The Reserve Bank of India (RBI) has imposed a monetary penalty on the Central Bank of India for non-compliance with critical regulatory directives identified during the Statutory Inspection for Supervisory Evaluation (ISE 2025). The infractions primarily concern systemic failures in adhering to ‘Know Your Customer (KYC)’ guidelines and ‘Financial Inclusion’ mandates regarding Basic Savings Bank Deposit Accounts (BSBDA).
1. Key Details of the Penalty
- Bank Penalized: Central Bank of India
- Penalty Amount: ₹63.60 Lakh (Rupees Sixty-Three Lakh Sixty Thousand)
- Order Date: March 23, 2026
- Evaluation Period: Financial position as of March 31, 2025 (ISE 2025)
- Legal Provision: Section 47A(1)(c) read with sections 46(4)(i) and 51(1) of the Banking Regulation Act, 1949.
- Primary Violations:
- Failure to upload KYC records of specific customers to the Central KYC Records Registry (CKYCR) within the stipulated timeline.
- Opening multiple BSBDA (Basic Savings Bank Deposit Accounts) for customers who already held existing BSBD accounts with the bank.
2. Root Cause Analysis (RCA)
Based on the nature of the identified non-compliances, the structural root causes can be traced back to IT system configurations and operational oversight:
- CKYC Upload Delay: The bank likely faced integration bottlenecks or failures in automated End-of-Day (EOD) batch processing between the Core Banking System (CBS) and the CKYCR portal. A reliance on manual extraction and uploading processes may have led to SLA breaches.
- Multiple BSBD Accounts: A critical deficiency in the Core Banking System’s (CBS) validation logic. The system lacked a “hard stop” or deduplication check at the Customer Information File (CIF) level to identify if a customer ID, PAN, or Aadhaar was already mapped to an active BSBDA scheme code before allowing the creation of a new one.
3. Preventive Controls & Remediation
To mitigate the recurrence of such regulatory breaches, the following controls must be operationalized:
Systemic IT Controls
- CBS Parameterization: Implement mandatory system-level validation (hard blocks) restricting the opening of more than one account under the BSBDA product code per unique customer identifier (CIF/Aadhaar/PAN).

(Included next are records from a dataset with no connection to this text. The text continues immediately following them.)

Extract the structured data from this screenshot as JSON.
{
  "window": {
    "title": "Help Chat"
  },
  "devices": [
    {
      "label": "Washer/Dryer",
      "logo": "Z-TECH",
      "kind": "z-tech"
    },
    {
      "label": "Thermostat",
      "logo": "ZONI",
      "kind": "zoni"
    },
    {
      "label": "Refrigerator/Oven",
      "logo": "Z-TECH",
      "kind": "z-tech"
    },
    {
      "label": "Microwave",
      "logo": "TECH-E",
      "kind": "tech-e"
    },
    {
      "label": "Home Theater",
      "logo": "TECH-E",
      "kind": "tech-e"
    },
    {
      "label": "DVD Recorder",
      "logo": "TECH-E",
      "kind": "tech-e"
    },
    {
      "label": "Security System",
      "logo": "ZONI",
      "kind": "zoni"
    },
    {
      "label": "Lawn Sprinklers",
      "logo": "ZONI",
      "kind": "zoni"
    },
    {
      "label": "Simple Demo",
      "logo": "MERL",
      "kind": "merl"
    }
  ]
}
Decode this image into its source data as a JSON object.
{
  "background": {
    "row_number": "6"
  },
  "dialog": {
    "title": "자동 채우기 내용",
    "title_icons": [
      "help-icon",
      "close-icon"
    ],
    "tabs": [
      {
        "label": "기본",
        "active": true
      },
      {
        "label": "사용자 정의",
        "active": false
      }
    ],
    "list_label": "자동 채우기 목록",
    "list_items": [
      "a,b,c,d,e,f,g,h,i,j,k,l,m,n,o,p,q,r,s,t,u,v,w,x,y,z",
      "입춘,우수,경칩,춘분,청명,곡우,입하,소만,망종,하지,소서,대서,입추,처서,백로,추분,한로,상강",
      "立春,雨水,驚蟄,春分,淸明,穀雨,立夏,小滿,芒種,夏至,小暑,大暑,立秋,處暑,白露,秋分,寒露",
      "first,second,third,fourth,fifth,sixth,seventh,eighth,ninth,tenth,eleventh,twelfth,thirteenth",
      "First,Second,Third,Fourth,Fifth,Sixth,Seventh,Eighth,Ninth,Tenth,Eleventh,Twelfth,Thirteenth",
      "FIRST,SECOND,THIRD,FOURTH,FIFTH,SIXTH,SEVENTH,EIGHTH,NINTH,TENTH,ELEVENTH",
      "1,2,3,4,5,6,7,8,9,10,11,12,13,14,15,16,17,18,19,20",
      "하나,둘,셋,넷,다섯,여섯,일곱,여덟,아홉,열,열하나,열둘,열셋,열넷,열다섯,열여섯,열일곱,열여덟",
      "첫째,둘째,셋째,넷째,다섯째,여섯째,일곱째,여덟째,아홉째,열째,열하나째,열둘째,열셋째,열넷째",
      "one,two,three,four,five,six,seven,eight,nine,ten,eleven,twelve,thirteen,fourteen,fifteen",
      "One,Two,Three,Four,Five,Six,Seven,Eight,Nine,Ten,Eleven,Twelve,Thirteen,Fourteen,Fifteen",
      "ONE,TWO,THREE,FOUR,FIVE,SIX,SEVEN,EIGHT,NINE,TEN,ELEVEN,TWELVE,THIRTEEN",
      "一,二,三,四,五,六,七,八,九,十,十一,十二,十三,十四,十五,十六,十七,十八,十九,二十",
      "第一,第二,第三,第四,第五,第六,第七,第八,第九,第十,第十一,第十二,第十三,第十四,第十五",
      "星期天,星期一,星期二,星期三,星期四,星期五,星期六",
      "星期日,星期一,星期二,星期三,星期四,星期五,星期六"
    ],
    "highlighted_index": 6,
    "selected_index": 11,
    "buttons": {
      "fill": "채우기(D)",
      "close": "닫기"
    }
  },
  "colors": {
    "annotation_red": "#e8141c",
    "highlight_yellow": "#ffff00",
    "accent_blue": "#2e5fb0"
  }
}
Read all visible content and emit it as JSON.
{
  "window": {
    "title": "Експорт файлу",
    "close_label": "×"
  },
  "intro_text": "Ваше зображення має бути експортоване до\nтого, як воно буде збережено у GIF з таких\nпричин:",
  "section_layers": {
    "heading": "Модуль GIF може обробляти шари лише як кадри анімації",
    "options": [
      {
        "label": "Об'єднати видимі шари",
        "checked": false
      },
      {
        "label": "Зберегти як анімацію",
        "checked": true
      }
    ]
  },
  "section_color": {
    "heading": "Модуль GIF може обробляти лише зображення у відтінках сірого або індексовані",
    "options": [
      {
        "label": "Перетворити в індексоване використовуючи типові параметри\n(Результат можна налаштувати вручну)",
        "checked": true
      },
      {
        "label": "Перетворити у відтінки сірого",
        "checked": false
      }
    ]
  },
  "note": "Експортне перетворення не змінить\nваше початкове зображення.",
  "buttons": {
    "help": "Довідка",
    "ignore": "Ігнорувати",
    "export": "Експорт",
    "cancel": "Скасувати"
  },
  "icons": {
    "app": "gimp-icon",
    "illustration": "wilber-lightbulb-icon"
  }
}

- API Integration: Transition from manual/batch CKYC uploads to real-time or automated API-driven synchronisation with the Central KYC Records Registry.
Process & Monitoring Controls
- Automated Alerting: Deploy dashboard alerts for branch managers and central compliance teams highlighting customer records nearing their CKYC upload deadlines (e.g., T+2 days alerts).
- Concurrent Audits: Update the concurrent audit checklist to run automated scripts daily to detect and flag duplicate BSBDA accounts or pending CKYC records for immediate remediation.
4. Lessons Learnt
- Technology over Manual Oversight: Regulatory compliance at scale cannot rely on manual checks at the branch level. IT system architecture must inherently enforce regulatory rules (RegTech).
- Financial Inclusion Integrity: Products designed for financial inclusion (like BSBDA) have strict regulatory parameters to prevent misuse. Banks must treat the business rules of these products with the same rigor as high-risk AML parameters.
- Continuous Supervisory Readiness: Regulatory inspections (like ISE) leverage data analytics. Banks must proactively run the same data exception tests internally that the RBI inspection teams are likely to run.